Voter Fraud Arrests Complicate Election Administration
The list of individuals implicated in a South Texas voter fraud scheme continues to grow. This week, Francisco Tamez, Jr. was arraigned for allegedly voting illegally in both the November 2017 and March 2018 elections.
Illegal voting is a second-degree felony and imperils those charged with up to 20 years in prison and up to $10,000 in fines.
Tamez is charged along with others in illegal voting that resulted in Richard Molina becoming mayor of Edinburg. Molina and his wife were arrested and charged earlier this year in a far-reaching scheme that has resulted in the arrests of more than 20 individuals.

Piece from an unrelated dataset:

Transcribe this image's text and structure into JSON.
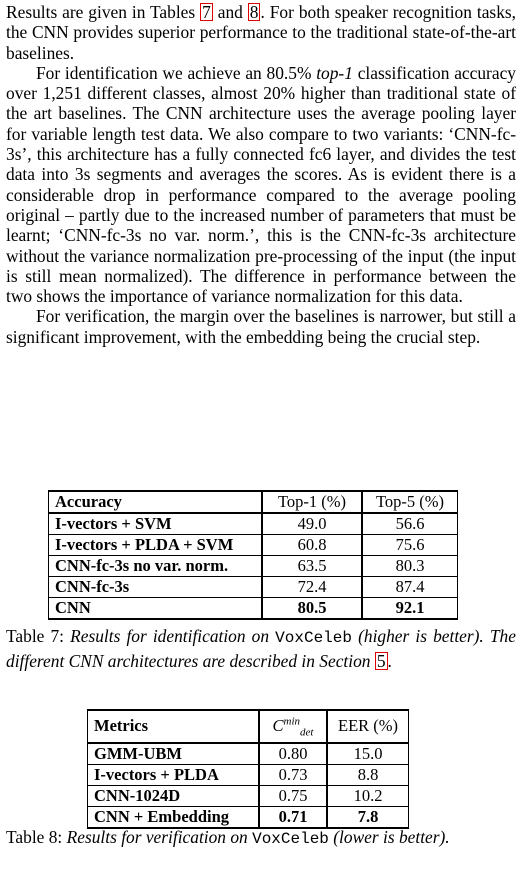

The couple is accused of having voters change their addresses so they would be eligible to vote for Molina in the election. Some addresses are alleged to have been changed to an apartment complex owned by Molina.
Like Tamez some stand accused of illegally voting in the November 2017 election because they were ineligible to do so or, as the Molina’s stand accused, allowing individuals who did not live in the city to use their addresses to register and vote.

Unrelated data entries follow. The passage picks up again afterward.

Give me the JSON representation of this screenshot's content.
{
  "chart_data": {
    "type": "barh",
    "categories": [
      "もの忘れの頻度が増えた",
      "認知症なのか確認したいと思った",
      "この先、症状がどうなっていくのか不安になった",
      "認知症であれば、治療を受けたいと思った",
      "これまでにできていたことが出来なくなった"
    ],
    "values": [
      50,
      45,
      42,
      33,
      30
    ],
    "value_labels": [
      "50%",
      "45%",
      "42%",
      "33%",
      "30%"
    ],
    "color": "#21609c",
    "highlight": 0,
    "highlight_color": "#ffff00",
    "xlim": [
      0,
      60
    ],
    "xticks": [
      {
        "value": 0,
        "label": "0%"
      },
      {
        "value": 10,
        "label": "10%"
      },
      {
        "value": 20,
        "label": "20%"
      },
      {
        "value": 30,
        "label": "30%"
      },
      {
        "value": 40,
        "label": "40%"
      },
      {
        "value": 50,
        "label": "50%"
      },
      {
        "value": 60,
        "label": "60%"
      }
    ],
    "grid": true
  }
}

The continued expansion of charges and the Molina web means election administration in Edinburg is getting complicated.
City secretary, Ludivina Leal was arrested earlier in September and charged with voting illegally.

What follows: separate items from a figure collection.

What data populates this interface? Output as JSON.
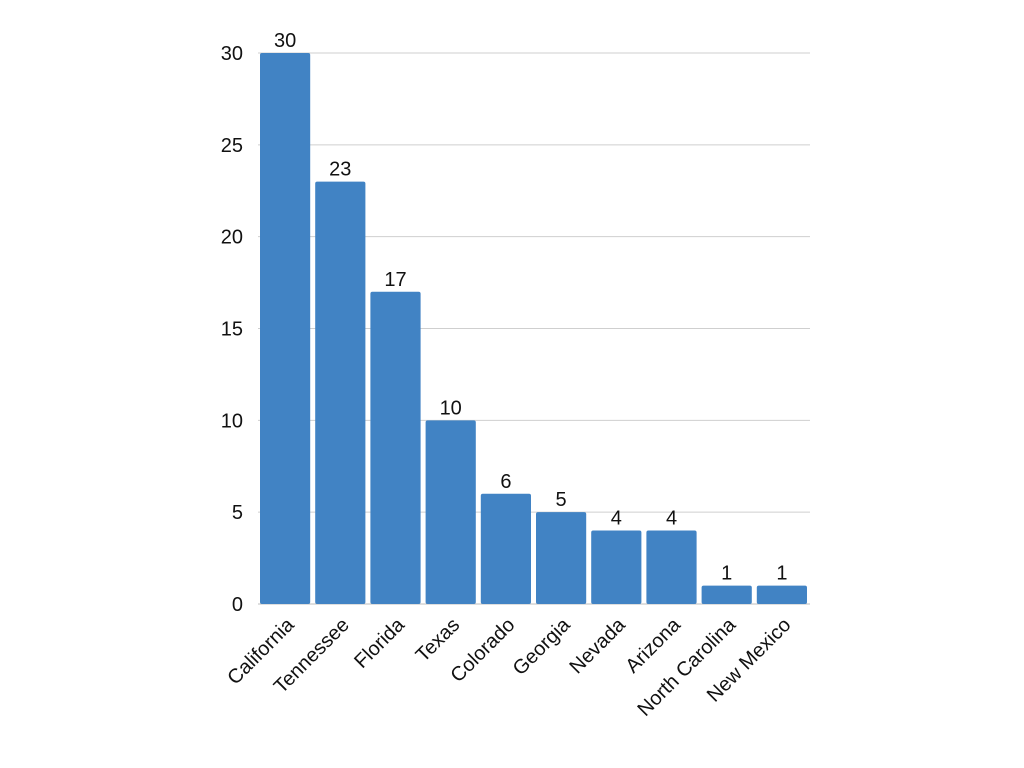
{
  "chart_data": {
    "type": "bar",
    "categories": [
      "California",
      "Tennessee",
      "Florida",
      "Texas",
      "Colorado",
      "Georgia",
      "Nevada",
      "Arizona",
      "North Carolina",
      "New Mexico"
    ],
    "values": [
      30,
      23,
      17,
      10,
      6,
      5,
      4,
      4,
      1,
      1
    ],
    "title": "",
    "xlabel": "",
    "ylabel": "",
    "ylim": [
      0,
      30
    ],
    "yticks": [
      0,
      5,
      10,
      15,
      20,
      25,
      30
    ],
    "grid": true,
    "data_labels": true,
    "bar_color": "#4183c4",
    "x_tick_rotation_deg": -45
  }
}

Following her arrest, a motion was made for her removal but failed in a 2-2 tie vote. Despite surviving removal, Leal will not be the point person for local elections in 2019 according to the Hidalgo County Elections Administrator Yvonne Ramón
Instead, the city attorney’s office will oversee the 2019 municipal election. Still, there is widespread concern among citizens and candidates. Carlos Jasso, a candidate for city council has requested that the Secretary of State’s office oversee the election given the continually unfolding charges and it’s reach into local government.